Almost 30 years on from signing them for Creation, Alan McGee took over as the band’s manager once more.
They left violent and compact sets behind
Their shows performing Pyschocandy had become notorious for high belligerence and violence with low musical competence. Most notably, a 1984 show at Camden's Electric Ballroom where the band turned up an hour late and played a mere 15-minute set before disappearing off stage drunk.
With Darklands, other than being kicked off CBS in 1987 for refusing to change their name to ‘The J. and M. Chain’ (to satisfy an American audience), it seemed the band had turned a new leaf, and were able to play competently through their live sets.
"There’s always a fight going on in the Reid brothers’ world, but this time it’s not with the audience" wrote Sputnik Magazine. The band were still drinking and taking drugs heavily, but gone were the days of punch-ups and public enemy status.
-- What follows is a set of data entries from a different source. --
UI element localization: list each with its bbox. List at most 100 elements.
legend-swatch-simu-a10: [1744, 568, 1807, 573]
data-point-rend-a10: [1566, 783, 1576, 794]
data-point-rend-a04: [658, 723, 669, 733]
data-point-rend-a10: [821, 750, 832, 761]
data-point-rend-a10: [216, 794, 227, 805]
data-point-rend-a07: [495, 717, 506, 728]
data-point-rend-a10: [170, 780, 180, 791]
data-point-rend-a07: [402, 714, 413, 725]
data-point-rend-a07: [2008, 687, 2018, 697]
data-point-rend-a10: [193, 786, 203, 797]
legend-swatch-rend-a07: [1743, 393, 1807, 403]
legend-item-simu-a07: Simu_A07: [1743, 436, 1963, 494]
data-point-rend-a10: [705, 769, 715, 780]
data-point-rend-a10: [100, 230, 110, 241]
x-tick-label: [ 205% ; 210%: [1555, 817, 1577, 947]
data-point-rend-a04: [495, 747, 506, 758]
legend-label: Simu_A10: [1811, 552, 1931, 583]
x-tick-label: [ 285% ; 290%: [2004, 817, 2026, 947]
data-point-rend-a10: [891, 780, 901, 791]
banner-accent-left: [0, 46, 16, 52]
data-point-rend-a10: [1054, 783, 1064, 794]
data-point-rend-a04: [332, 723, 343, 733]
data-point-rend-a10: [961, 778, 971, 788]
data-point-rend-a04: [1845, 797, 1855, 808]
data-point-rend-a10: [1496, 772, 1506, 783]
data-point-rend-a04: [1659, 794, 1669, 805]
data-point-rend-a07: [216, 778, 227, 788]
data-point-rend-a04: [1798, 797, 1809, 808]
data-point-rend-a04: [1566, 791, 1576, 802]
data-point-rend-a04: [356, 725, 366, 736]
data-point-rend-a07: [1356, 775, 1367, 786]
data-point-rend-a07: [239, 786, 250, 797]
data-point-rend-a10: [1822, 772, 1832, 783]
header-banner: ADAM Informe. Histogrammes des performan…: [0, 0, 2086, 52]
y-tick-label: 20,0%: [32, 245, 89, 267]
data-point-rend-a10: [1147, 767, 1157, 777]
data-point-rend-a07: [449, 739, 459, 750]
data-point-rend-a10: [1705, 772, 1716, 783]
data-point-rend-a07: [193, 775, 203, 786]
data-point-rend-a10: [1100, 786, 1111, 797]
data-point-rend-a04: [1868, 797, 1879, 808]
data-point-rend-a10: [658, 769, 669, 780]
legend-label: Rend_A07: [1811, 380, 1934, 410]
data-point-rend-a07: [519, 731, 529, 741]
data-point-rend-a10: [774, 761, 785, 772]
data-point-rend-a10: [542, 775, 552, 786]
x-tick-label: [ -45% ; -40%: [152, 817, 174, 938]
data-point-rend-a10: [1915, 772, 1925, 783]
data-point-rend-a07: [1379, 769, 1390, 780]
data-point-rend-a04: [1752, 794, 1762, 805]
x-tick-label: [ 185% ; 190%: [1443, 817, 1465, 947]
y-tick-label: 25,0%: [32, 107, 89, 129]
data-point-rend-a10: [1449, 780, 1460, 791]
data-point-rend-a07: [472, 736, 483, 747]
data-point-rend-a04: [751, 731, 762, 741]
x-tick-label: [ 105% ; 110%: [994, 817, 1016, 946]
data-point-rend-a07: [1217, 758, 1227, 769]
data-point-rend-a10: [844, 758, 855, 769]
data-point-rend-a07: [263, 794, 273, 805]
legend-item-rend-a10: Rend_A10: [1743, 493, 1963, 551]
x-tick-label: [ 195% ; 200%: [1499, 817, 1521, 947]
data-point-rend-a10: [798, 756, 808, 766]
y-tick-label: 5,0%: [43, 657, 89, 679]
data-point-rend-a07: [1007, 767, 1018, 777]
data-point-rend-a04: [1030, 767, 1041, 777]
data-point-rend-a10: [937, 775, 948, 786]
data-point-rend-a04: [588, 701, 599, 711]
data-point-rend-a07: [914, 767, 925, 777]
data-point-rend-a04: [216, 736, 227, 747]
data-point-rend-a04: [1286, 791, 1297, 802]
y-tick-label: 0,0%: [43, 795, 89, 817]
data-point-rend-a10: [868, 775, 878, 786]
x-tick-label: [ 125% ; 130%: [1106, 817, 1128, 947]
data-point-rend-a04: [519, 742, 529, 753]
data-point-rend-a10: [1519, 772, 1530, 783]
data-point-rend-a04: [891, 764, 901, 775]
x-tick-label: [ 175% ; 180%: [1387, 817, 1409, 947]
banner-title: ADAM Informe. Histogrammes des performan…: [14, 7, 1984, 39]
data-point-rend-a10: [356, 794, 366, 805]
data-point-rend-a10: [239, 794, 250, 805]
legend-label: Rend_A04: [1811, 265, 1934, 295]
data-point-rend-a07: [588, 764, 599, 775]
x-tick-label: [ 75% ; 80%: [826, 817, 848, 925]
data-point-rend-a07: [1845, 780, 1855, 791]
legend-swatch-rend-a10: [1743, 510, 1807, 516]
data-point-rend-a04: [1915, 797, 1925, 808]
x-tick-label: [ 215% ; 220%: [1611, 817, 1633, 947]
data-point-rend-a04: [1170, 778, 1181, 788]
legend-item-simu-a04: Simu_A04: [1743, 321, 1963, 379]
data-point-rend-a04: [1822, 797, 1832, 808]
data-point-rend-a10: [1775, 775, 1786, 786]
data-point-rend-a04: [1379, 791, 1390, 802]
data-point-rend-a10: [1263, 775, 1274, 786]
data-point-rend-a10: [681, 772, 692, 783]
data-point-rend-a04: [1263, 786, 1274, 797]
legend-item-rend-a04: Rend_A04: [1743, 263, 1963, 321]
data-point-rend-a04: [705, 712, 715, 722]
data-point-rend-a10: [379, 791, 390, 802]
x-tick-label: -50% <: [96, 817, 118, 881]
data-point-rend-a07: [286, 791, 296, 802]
With Darklands, the boys from the faceless East Kilbride had made it for good.
They had tasted chart success
Whilst Pyschocandy had established The Jesus and Mary Chain as a cult phenomenon, the reception of Darklands had landed the band with an entirely new fanbase and a whopping 5th place position in the UK album chart.
It is the highest-peaking album the band have produced to date, and had a special mention in the esteemed '1001 Albums You Must Hear Before You Die' book. The chart success had also allowed them to establish larger audiences in Europe and The US – landing them future slots on MTV, Coachella and Lollapalooza.
Their ability to do this whilst retaining their hardcore fanbase is something that most fail to replicate.
The mentality changed
Riding on the back of an extremely successful debut album, the band already had the formula for success, one they could’ve easily replicated. But, being the antagonists to themselves, their record company and the world, The Reid brothers were set on gambling it all away for something new.
"It seemed to us that we’d done Pyschocandy and everybody wanted us to do Pyschocandy II and we reacted against that. A lot of people said you’ll never follow it up,’ Jim said in 2008.
Having gathered the expectations of the public and the press, the Reid brothers went to the studio and made Darklands, which defied any hope of a PyschocandyII. The press sung its praises, failing to acknowledge the unjust pressure they had inflicted on the band. But the band were gifted enough musicians to take such a high-stakes risk and have it pay off.